Warning! Spoilers ahead for Scream 7.
The Scream movies have always been renowned for their opening scenes, and despite its many glaring flaws, Scream 7 has one of the best opening scenes in the franchise. The original Scream film became an instant classic in its first 10 minutes, thanks to its unforgettable opening sequence.
At the beginning of Scream, Drew Barrymore’s Casey Becker is home alone, waiting for her boyfriend Steve to come over and join her for a scary movie. But then, the phone rings. At first, the caller is friendly and chatty, but the conversation soon takes a dark turn as he reveals he’s going to kill Steve if she can’t answer some horror movie trivia questions correctly.
This opening scene set the stage for the Scream franchise perfectly. It introduces the series’ signature tongue-in-cheek self-awareness with an homage to When a Stranger Calls and a trick question about Jason Voorhees’ mother. It introduces its signature blend of humor and tension by combining comic one-liners, slapstick gags, and blood-soaked terror all in the same sequence.
It also told the audience they didn’t know what to expect by setting up Barrymore, one of the biggest movie stars of the time, as the main character, and then unceremoniously killing her off like Janet Leigh in Psycho. Since then, every Scream movie has started with a similar cold open combining meta comedy with genuine frights, with mixed results.
Scream 2’s opening kill at the Stab premiere, where horror fanatics cheer over the murder of Maureen Evans, was a great follow-up to the original, but Scream VI’s opening catfishing kill is a generic, forgettable horror sequence.
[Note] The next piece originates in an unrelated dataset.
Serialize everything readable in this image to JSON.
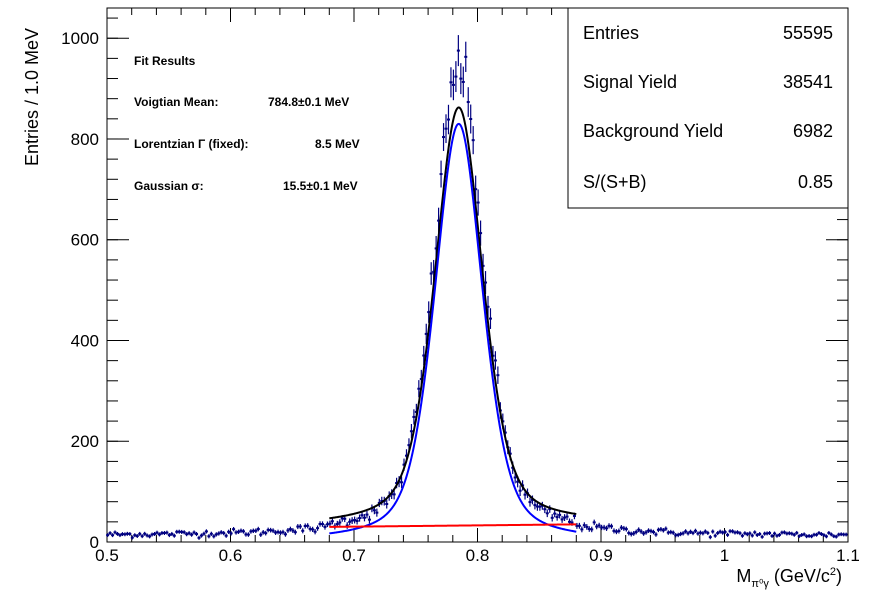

Scream 7, for all its faults, has a banger of an opening scene.
Scream 7’s Opening Scene Is One Of The Franchise’s Best
There’s a lot wrong with Scream 7. It’s not very funny or very scary, its twist ending is tantamount to nonsense, and Stu Macher’s hyped-up return ended up being a massive let-down. But it does have one of the best opening scenes in the franchise’s history.
Scream 7 begins at Stu’s house — the site of the first film’s gruesome climax — where a Stab movie fanboy named Scott, played by Jimmy Tatro, is staying with his girlfriend Madison, played by Michelle Randolph. The house has been turned into an Airbnb decorated with Stab posters, Ghostface mannequins, and the chalk outlines of murder victims.
There’s another classic horror trivia phone call, but this one has been set up by the owners, and it ends with a message asking them to leave a review of their trip online. And then, of course, the new Ghostface killer strikes, slaughtering the couple and burning the house down. It’s a pretty perfect opening scene, with its own internal narrative structure.
Turning Stu’s House Into A Macabre Tourist Attraction Is A Classic Scream Gag
The revelation that Stu’s house has been turned into a creepy tourist attraction is classic Scream. It’s self-aware, looking at the original film’s climax from a meta perspective, and it’s slyly satirical. Ever since the first sequel opened with a sneak preview screening of a movie-within-a-movie based on the Woodsboro massacre, the Scream franchise has been using its own in-universe murders to satirize the true-crime obsession.
Making Stu’s house a macabre Airbnb where people can act out their own Ghostface nightmare satirizes the public’s interest in gruesome murders and the ability to monetize it. There’s a lot of money to be made from this morbid fascination, and turning a murder house into a themed B&B is a hilarious exaggeration of that business model.
Jimmy Tatro Is Hilarious As A Stab Movie Fanatic
Randolph gives a great scream-queen turn as Ghostface makes her own personal fears come true, but Tatro is the standout performer in this opening scene. He’s hilarious as a Stab movie fanatic giddily taking selfies in a notorious murder house, desperately trying to get his girlfriend to share his enthusiasm.
Tatro gives one of the most memorable performances in the movie, and he’s only in this one scene. This is no surprise to anyone who’s been following Tatro’s career; he’s given scene-stealing turns in 22 Jump Street, Theater Camp, and You’re Cordially Invited, and he played Alex’s best love interest (although, unfortunately, not the one she ended up with) in Modern Family.
Scream 7’s Cold Open Is Mostly Self-Contained, But It Sets Up The Movie’s Main Mystery
Like most of the Scream franchise’s opening scenes, the opening of Scream 7 is mostly self-contained. If you watched it on its own, it would function as its own little horror short. But it also sets up the movie’s main mystery when Scott floats the idea that maybe Stu survived having a TV dropped on his head in the first film.
Throughout the rest of the movie, Scream 7 will toy with the possibility of retconning Stu’s death and bringing him back. He’ll even call Sidney a few times, supposedly. Ultimately, the movie doesn’t resurrect Stu and instead reveals that the videos of him in the present were just a very sophisticated deepfake. But the opening scene planted that seed.